The game play on these early ‘Second Generation’ iterations was arguably solid, if a touch glitchy and buggy in places. But the over-the-top endeavour into coherent storyline that traces Sonic’s origins back to ancient civilisations, the introduction of the most unnecessary anti-hero in the guise of Shadow the Hedgehog (a very ham-fisted swing at bringing a brooding clone character into the mix), and the ‘evil’ Dr Eggman’s overall attempt at destruction of the world wherein humans and grotesque, humanoid rodents co-exist was a little too much to take for long suffering fans. Spawning the laughable at best glitchfest that was Sonic ‘06  and the downright forgettable Sonic Heroes in the process, Sega’s Sonic Team was against the ropes in terms of game design.

It was clear to Sega that Sonic was falling swiftly out of favour with the gaming community, they had tried too much and done too little to further the franchise. So rather than going back to basics, Sonic Team got gimmicky. Seemingly pulling game concepts out of their respective rear-ends featuring our beloved Blue-Bolt being transported back to Arthurian times to become a knight, having the affliction of turning into a (sigh) Were-hog at night and being propositioned by a genie in an Arabian Nights inspired setting – it all became a bit too much for Sonic fans to handle.

But in recent flourishes of a potential return to form in Sonic Colours and the nostalgist’s wet-dream that was Sonic Generations, the state of affairs waned from the tragically mediocre to the alarmingly playable and when the announcement for the next full Sonic title for the Wii-U was announced, the expectation was palpable. Then finally, a week ago today; ‘Sonic Boom – The Rise of Lyric’, developed by Big Red Button Entertainment, was released in the US. With shaking hands and child-like hopefulness, the game was booted up for the first time – and it is utterly abysmal.

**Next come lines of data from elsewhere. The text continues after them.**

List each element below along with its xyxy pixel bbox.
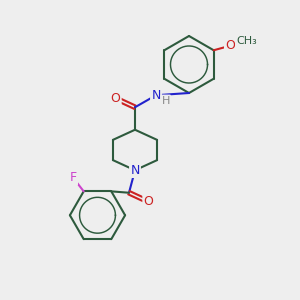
Text: F: F xyxy=(70,171,77,184)
Text: O: O xyxy=(225,39,235,52)
Text: N: N xyxy=(151,89,161,102)
Text: H: H xyxy=(161,96,170,106)
Text: O: O xyxy=(144,195,153,208)
Text: O: O xyxy=(111,92,120,105)
Text: N: N xyxy=(130,164,140,177)
Text: CH₃: CH₃ xyxy=(236,36,257,46)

The first clue should have come when they didn’t want to give out review copies to the press, the second should have been the shoddy concept art and the third should have been the unavoidable deadline that was forced upon them by a sickeningly corporate television series tie-in. But we could forgive all of this, if they actually finished the damn game. The framerate rarely peaks its juttery head over 25, the textures look like they’d slot in without so much as a double take on the Playstation 2 and the gameplay itself is a horrible mish-mash of derivative Ratchet and Clank-esque combat, forced character-swapping puzzle sections and nausea inducing ‘speed’ sections. What should have been a triumphant return to form for Sonic, crashed and burned before even reaching the first hurdle – a rushed mess that debauched a much loved mascot and supporting characters further than they already were. It was shoved out the door without as much as a ‘be safe!’ like an undeveloped toddler, where if they’d actually let it mature and gave it the proper amount of time it deserved, it could have been something grand.

You can keep Sonic Boom, America. Europe doesn’t want it.